Desde dezembro de 2025, a legislação permite o uso de carros particulares para aulas práticas e exames de direção para obtenção da Carteira Nacional de Habilitação (CNH). A resolução 1.020/2025 do Conselho Nacional do Trânsito (Contran) introduziu essa possibilidade, que já está sendo adotada por alguns estados.
No entanto, a questão da cobertura do seguro para veículos utilizados nessas circunstâncias levanta preocupações. O g1 consultou especialistas e seguradoras sobre a cobertura em caso de acidentes durante as aulas ou provas. Algumas seguradoras afirmaram que suas apólices não cobrem danos quando o condutor não possui CNH, enquanto outras não se manifestaram.
Keila Farias, vice-presidente da comissão de auto da Federação Nacional de Seguros Gerais (FenSeg), destacou que as novas regras de formação de condutores criam uma situação inédita para o mercado, que está avaliando como adaptar produtos e coberturas. Ela recomenda que segurados consultem suas seguradoras sobre a adequação do uso informado na apólice.
Thales Lemos, diretor de seguro auto da Mapfre, ressaltou que atualmente não há cobertura para condutores não habilitados e que, em caso de empréstimo do veículo para uma pessoa sem CNH, a indenização será negada. A mesma regra se aplica a danos a terceiros.
Fábio Morita, da Allianz Seguros, afirmou que as apólices em geral não cobrem sinistros ocorridos quando o veículo é conduzido por uma pessoa não habilitada, incluindo durante a prova prática. Ele enfatizou a importância de consultar a seguradora e o corretor antes de permitir o uso do veículo nessas condições.
As seguradoras Bradesco, Porto Seguro e Tokio Marine não comentaram oficialmente, enquanto outras como HDI Seguros e Zurich optaram por não participar da reportagem.
Advogados divergem sobre a questão.

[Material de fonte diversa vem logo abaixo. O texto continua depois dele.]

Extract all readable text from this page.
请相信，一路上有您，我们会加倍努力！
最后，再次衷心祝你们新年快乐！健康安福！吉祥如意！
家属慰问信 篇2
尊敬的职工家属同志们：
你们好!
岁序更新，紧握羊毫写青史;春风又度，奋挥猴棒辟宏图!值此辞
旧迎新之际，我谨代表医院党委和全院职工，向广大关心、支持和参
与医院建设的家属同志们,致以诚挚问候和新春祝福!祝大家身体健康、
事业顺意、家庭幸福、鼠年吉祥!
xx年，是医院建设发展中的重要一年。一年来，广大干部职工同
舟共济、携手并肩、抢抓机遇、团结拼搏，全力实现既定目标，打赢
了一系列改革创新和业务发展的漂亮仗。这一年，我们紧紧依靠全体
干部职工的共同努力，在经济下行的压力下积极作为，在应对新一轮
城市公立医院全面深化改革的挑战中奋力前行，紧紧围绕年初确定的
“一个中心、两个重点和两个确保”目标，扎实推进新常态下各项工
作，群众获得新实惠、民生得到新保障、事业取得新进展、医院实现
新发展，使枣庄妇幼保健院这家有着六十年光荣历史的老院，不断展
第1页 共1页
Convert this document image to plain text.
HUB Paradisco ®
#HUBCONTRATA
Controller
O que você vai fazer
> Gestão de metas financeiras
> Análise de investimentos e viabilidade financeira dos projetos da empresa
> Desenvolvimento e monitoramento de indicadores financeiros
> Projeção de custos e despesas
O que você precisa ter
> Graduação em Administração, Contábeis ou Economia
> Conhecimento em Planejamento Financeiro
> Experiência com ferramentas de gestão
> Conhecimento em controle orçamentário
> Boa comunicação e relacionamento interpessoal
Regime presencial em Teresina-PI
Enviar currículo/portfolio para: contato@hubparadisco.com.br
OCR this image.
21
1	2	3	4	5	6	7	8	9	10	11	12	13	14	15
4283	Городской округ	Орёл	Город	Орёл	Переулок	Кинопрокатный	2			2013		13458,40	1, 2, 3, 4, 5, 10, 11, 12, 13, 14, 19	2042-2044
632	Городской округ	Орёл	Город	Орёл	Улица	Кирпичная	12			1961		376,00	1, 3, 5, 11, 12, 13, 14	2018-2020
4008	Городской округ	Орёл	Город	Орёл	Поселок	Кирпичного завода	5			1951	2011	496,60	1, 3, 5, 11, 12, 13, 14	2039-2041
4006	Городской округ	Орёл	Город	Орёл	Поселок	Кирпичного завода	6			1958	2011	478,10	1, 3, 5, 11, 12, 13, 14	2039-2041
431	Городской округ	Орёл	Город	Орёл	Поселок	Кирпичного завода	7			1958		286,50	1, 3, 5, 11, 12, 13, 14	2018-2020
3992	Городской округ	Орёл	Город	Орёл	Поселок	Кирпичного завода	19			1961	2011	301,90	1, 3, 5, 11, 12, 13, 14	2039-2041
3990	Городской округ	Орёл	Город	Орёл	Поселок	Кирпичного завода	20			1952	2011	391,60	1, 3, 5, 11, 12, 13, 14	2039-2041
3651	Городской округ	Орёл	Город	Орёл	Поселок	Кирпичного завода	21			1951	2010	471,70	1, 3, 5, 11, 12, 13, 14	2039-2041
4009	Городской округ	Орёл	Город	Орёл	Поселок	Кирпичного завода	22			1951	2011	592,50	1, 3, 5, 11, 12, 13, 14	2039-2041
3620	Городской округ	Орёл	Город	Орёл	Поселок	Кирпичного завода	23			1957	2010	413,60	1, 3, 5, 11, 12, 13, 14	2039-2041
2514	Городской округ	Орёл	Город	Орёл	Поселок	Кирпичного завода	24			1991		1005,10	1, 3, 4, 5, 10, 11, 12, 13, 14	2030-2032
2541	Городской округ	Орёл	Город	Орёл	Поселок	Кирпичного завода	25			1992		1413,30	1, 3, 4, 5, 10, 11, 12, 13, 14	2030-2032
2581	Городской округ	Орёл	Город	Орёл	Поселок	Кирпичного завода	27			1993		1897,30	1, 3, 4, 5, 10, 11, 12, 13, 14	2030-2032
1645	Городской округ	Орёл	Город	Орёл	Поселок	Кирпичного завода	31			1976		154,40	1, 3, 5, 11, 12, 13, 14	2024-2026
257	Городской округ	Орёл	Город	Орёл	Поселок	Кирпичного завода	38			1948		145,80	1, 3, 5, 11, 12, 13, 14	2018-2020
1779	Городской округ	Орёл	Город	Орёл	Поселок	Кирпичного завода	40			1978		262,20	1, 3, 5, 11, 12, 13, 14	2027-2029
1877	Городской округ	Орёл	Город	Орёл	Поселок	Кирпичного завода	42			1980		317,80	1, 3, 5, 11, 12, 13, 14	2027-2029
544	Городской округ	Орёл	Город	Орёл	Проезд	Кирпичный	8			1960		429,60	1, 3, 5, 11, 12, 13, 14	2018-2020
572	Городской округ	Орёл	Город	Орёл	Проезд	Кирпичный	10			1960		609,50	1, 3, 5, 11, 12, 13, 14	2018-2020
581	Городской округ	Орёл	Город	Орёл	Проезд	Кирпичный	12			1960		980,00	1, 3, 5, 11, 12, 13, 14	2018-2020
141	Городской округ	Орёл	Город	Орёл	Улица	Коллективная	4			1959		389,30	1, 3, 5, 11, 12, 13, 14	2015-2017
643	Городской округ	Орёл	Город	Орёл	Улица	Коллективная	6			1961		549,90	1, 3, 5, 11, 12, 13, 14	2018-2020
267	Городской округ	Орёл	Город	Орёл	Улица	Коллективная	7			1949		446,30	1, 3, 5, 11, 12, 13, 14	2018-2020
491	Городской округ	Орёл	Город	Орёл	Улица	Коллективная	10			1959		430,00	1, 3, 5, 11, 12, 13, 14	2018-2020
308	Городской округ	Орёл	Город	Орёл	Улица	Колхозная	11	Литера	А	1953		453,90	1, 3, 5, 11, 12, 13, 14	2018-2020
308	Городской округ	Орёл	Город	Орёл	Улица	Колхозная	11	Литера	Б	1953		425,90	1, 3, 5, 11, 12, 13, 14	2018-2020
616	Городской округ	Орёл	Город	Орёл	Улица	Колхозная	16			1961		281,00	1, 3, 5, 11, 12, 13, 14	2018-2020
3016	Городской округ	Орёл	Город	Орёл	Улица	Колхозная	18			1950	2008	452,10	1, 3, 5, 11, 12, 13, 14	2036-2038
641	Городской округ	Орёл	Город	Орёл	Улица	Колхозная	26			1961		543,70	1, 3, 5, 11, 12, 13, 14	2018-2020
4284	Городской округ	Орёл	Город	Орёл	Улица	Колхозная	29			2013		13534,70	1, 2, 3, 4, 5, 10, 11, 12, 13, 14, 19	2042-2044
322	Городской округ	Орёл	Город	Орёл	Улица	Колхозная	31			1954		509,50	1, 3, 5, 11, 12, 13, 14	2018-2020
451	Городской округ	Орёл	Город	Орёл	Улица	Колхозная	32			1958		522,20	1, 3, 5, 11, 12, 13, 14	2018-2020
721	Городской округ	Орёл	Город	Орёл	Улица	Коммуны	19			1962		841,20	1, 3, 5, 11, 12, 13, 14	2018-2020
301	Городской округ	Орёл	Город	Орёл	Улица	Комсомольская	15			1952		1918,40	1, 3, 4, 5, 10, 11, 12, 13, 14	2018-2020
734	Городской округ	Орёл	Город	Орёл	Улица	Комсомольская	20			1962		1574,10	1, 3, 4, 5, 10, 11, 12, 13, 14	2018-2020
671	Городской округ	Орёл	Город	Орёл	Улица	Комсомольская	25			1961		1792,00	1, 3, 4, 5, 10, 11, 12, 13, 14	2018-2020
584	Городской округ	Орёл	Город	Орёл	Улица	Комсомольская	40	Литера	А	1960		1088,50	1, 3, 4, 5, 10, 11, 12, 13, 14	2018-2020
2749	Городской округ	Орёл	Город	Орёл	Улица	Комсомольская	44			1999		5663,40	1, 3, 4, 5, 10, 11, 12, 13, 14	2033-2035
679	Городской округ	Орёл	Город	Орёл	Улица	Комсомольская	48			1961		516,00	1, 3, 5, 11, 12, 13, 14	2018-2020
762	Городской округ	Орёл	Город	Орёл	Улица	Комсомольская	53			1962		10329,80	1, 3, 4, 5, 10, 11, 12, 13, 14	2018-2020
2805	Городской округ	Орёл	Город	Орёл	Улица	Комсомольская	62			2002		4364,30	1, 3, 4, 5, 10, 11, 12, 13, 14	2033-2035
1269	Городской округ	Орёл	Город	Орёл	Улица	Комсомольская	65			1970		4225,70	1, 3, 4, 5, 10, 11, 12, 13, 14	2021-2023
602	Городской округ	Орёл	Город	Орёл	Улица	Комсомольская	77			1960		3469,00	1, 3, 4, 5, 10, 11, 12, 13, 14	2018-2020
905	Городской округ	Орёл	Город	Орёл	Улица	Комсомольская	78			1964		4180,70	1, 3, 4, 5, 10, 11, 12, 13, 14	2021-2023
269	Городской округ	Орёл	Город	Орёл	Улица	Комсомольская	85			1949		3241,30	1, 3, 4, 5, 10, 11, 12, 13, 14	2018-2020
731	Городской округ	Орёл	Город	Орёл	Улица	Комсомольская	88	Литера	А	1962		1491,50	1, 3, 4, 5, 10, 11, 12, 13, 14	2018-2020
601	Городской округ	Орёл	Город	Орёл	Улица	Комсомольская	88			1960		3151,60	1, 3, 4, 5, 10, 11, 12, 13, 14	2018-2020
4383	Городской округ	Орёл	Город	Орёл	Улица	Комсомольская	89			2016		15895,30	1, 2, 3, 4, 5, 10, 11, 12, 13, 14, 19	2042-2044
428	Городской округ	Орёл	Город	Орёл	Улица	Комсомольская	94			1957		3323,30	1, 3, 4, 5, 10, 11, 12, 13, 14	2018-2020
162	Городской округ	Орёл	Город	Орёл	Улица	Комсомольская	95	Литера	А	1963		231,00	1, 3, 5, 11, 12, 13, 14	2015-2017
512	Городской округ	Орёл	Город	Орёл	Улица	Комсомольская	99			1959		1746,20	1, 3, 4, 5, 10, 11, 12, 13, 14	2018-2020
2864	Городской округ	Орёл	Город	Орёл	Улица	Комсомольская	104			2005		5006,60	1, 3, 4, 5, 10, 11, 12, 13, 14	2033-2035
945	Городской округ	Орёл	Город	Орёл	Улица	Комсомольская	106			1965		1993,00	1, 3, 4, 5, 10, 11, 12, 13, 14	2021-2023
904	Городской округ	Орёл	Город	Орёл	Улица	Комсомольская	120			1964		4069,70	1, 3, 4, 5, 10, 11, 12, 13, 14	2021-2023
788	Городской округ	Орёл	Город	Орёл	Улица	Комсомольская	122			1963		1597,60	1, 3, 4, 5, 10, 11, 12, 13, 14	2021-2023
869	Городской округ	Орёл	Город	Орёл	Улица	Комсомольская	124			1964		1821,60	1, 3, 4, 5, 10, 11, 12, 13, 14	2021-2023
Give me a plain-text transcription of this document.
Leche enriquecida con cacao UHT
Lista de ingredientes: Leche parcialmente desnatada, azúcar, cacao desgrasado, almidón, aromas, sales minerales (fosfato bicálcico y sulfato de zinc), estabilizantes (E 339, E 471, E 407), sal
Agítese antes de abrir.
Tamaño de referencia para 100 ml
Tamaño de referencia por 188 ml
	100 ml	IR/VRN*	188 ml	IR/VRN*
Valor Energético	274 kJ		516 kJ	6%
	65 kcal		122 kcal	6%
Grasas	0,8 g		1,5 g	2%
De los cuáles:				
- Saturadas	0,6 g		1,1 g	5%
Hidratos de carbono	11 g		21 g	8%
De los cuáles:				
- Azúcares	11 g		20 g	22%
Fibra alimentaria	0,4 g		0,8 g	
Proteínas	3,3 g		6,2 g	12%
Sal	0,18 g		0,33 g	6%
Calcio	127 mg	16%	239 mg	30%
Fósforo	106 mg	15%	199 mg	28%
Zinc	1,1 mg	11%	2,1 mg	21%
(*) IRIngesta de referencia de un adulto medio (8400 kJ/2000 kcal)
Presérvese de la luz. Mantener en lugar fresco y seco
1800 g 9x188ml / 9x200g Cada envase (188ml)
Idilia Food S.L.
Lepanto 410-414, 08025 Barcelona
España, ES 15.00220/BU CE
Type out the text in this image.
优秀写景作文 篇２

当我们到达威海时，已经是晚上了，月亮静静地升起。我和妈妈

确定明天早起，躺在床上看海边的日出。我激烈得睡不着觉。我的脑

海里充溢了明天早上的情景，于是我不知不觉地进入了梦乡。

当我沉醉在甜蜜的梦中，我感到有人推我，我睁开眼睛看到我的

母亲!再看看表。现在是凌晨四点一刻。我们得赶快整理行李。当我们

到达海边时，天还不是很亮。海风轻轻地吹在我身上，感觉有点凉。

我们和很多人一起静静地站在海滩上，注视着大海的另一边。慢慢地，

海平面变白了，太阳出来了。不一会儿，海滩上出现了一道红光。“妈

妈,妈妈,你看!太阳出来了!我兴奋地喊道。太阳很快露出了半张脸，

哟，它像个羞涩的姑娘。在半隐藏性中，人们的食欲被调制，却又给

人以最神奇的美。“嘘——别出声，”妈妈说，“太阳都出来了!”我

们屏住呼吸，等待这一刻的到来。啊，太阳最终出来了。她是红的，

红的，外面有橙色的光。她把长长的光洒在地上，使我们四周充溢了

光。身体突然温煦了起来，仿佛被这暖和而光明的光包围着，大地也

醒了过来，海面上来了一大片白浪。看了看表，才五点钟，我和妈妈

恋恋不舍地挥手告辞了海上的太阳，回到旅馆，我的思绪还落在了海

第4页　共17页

Marcos Poliszezuk, por exemplo, argumenta que a entrega do carro a um condutor não habilitado pode ser considerada culpa grave, o que permite a recusa de indenização pela seguradora. Por outro lado, Bruno Boris acredita que a situação do candidato à CNH, que está sob supervisão, pode não ser considerada uma condução irregular.
Daniela Poli Vlavianos, por sua vez, afirma que não existe uma resposta automática para a exclusão de cobertura apenas pela falta de habilitação, e que é essencial consultar a seguradora para entender as cláusulas contratuais.